While we're here how does archive.today bypass paywalls?

r721 · 2025-11-06T16:52:27 1762447947

>What scraper or headless browser are you using? it works so well.

>Before 2019 - PhantomJS, after - ordinary (not headless) Chromium/80 with few small patches.

https://blog.archive.today/post/618635148292964352/what-scra... (2020)

>Archive.today launches real browsers (not even headless) and tries to load lazy images, unroll folded content, login into accounts if prompted with login form, remove “subscribe our maillist” modals

https://blog.archive.today/post/642952252228812800/people-of...

scandox · 2025-11-06T17:40:26 1762450826

I get that it convincingly simulates a human but so do I (because I am a human) and I don't get through the paywall...

r721 · 2025-11-06T17:45:51 1762451151

There are some tricks which work for different websites - for example, for NYT it's enough to manually clear nytimes.com cookies, FT used to work after click from twitter/x and so on.

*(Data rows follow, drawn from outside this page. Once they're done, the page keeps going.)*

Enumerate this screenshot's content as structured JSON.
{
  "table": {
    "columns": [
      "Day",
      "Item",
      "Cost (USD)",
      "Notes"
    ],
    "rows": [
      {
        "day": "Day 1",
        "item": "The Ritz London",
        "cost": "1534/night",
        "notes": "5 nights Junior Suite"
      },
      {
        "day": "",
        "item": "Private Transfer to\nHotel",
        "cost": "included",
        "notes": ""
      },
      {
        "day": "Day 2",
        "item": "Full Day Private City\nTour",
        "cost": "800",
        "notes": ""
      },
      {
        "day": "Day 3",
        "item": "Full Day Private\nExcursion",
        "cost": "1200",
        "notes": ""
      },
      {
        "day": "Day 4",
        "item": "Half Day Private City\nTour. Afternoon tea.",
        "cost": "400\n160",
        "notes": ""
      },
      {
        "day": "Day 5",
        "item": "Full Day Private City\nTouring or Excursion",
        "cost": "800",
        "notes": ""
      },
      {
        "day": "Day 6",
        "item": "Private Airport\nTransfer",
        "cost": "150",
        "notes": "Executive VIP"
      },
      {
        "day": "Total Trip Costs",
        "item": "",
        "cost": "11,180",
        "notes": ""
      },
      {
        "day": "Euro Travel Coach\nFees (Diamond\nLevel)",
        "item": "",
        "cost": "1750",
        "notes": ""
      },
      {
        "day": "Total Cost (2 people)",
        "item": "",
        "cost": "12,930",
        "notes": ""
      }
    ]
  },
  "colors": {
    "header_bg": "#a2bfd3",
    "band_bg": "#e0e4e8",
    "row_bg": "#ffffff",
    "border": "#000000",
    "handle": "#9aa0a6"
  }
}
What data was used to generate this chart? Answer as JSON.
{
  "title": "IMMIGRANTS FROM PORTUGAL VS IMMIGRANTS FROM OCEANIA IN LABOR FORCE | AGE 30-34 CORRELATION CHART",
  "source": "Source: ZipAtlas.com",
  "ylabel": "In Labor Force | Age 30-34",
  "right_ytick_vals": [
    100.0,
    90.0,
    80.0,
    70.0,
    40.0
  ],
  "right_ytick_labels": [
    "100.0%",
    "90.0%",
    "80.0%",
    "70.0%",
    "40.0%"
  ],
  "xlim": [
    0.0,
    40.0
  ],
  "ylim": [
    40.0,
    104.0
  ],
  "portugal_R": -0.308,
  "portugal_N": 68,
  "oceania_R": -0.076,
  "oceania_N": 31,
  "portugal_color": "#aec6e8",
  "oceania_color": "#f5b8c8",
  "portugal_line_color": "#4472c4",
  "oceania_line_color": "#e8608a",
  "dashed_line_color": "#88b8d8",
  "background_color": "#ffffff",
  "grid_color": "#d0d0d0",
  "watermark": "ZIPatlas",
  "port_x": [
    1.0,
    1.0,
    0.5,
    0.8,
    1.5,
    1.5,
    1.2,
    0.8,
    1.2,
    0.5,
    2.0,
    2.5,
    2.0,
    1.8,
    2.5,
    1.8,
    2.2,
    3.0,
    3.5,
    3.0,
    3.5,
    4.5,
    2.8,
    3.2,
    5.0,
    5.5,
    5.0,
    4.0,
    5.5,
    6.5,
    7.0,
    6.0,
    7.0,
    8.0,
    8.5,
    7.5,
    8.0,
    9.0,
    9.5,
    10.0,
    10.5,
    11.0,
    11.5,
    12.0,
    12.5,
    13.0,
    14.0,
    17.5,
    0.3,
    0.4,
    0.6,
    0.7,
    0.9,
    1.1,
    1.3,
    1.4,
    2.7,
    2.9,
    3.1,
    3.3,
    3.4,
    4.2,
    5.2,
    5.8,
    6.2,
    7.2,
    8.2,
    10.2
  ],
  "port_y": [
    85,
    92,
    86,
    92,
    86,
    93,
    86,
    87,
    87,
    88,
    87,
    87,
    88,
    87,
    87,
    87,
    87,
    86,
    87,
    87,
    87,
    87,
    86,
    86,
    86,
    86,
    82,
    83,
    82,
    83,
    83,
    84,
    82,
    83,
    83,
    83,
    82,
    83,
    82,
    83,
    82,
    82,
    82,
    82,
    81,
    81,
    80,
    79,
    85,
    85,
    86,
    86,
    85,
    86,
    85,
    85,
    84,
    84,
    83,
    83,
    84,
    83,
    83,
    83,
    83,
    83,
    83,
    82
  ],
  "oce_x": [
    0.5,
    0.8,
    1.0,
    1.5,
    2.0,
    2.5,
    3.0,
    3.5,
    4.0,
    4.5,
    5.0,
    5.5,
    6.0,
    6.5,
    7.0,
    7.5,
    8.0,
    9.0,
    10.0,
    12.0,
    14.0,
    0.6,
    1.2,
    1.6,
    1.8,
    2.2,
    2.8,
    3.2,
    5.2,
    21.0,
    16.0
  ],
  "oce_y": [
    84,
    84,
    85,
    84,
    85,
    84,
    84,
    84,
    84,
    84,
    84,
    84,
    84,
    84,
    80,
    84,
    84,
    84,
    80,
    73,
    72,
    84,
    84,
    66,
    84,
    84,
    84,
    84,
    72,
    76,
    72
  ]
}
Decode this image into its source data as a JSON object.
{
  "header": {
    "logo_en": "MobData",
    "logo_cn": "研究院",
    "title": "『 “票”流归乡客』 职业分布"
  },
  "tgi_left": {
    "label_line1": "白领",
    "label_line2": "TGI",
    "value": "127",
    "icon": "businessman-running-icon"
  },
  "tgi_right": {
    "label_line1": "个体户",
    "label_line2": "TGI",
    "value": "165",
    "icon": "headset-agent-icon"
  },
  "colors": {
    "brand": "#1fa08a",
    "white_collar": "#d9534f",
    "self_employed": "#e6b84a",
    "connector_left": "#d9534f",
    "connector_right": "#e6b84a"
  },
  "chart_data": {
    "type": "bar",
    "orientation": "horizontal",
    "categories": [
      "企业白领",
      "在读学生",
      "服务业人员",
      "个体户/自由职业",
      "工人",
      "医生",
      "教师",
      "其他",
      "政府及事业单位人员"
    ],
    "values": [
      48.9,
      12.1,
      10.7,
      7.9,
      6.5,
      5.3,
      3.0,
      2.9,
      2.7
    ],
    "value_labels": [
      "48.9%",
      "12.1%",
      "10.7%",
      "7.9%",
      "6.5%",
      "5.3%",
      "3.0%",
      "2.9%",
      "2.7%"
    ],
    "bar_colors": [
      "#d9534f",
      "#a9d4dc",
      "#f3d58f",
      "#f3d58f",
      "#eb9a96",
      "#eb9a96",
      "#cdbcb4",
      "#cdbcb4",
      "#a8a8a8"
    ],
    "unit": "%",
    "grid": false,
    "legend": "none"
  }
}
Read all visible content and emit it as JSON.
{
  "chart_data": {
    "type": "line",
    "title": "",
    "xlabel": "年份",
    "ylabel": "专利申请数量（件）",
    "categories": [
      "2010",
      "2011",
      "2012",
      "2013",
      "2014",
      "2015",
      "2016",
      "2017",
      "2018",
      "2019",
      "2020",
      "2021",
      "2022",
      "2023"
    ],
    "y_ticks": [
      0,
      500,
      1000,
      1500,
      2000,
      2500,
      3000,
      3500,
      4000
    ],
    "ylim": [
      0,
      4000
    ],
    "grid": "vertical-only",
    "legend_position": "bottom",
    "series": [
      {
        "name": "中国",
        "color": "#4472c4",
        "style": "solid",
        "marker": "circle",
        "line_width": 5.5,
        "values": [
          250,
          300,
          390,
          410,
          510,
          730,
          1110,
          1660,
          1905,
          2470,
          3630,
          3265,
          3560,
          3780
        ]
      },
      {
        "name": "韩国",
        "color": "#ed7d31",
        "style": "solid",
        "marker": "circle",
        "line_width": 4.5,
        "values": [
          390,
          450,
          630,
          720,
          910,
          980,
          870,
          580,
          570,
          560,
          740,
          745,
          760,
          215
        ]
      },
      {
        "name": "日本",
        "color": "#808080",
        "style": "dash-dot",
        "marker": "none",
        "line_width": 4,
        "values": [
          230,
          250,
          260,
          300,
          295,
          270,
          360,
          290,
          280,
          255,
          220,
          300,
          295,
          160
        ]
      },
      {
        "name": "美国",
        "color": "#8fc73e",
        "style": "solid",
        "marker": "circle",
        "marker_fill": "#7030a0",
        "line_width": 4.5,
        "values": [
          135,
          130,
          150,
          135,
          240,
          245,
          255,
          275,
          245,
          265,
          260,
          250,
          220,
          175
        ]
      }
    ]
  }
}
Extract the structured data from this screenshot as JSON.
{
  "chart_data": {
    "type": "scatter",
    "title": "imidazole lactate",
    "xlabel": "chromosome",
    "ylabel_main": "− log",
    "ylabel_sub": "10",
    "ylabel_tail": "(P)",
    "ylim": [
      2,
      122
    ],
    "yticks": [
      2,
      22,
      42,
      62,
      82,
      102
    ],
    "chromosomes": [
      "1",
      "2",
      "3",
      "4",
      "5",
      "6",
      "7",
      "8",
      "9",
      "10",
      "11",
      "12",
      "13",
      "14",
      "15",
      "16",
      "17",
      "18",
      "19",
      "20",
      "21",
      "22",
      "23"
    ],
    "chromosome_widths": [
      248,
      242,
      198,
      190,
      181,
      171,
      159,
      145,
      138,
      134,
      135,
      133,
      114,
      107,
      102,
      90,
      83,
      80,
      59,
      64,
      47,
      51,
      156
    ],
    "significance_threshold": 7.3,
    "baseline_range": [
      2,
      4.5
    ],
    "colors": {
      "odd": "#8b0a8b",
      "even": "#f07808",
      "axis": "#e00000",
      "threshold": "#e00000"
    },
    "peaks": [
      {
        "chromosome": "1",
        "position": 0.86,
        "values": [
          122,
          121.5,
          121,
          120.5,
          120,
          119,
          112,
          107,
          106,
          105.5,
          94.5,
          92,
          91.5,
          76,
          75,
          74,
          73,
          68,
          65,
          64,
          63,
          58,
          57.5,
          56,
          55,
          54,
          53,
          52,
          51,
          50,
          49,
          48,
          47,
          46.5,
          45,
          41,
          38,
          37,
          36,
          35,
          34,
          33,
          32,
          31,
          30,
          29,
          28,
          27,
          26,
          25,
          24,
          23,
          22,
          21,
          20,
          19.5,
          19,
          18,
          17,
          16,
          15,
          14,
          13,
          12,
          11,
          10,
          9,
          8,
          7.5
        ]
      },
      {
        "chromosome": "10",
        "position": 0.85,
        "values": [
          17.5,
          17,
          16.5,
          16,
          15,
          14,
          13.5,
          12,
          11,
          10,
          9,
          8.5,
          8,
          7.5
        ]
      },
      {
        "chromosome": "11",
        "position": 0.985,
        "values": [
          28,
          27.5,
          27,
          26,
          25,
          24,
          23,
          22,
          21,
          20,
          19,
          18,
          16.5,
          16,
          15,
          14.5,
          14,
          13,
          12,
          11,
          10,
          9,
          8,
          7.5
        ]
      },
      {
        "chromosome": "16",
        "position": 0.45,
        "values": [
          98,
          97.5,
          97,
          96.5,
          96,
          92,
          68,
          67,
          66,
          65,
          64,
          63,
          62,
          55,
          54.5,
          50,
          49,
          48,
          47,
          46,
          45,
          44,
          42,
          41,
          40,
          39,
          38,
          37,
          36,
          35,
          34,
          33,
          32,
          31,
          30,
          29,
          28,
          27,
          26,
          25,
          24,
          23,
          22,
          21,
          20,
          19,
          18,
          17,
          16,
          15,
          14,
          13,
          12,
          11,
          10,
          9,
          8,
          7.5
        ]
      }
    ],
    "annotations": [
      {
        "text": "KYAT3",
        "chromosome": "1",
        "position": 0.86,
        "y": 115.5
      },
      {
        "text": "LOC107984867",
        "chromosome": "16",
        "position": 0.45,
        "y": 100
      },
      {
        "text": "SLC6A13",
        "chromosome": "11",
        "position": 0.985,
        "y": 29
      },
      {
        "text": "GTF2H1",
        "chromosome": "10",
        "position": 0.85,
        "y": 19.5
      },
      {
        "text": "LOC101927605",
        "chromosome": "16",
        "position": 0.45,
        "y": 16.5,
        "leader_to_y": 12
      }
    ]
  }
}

So I guess there is some set of heuristics.

kazinator · 2025-11-06T19:19:42 1762456782

It seems that archive.is often has the full article for sites that are completely paywalled to every non-paying visitor: no cookie-driven freebies, nothing.

Publicly revealing everything they are doing would be a strategically bad idea, obviously.

It's not inconceivable that they actually pay for access to some of the sites; it wouldn't be surprising.

postexitus · 2025-11-06T17:38:33 1762450713

They are not actually bypassing firewalls - therefore I think they are on ethically good grounds. Those sites show their full text for web crawlers - only not to humans. Basically, archive.is and the folk simulate that through various means. Headless browsers, better agent injection etc.

mr_mitm · 2025-11-06T18:06:58 1762452418

I don't think that's true. If it was that simple, there would be browser plugins or other apps that would replicate that behavior. Do you know of any?

postexitus · 2025-11-07T10:15:20 1762510520

I always assumed so - because Google can index them full text. It used to be the case that you could see those full snapshots in Google as cache - this was before the sites strong armed Google to remove those snapshots from being accessible, then archive.* folk rose to power. You can test this yourself for searching for a unique quote on those sites and still getting hits in Google. But you are right - why could this not be achieved with a plugin then - don't know.

aspenmayer · 2025-11-06T19:48:51 1762458531

Perhaps not in the same way as described above, but BPC exists.

https://en.wikipedia.org/wiki/Bypass_Paywalls_Clean

cheraderama · 2025-11-06T16:48:55 1762447735

I thought it just sees a full version for crawlers?

runjake · 2025-11-06T17:37:35 1762450655

Nope, see r721's comment above yours for how it purportedly works.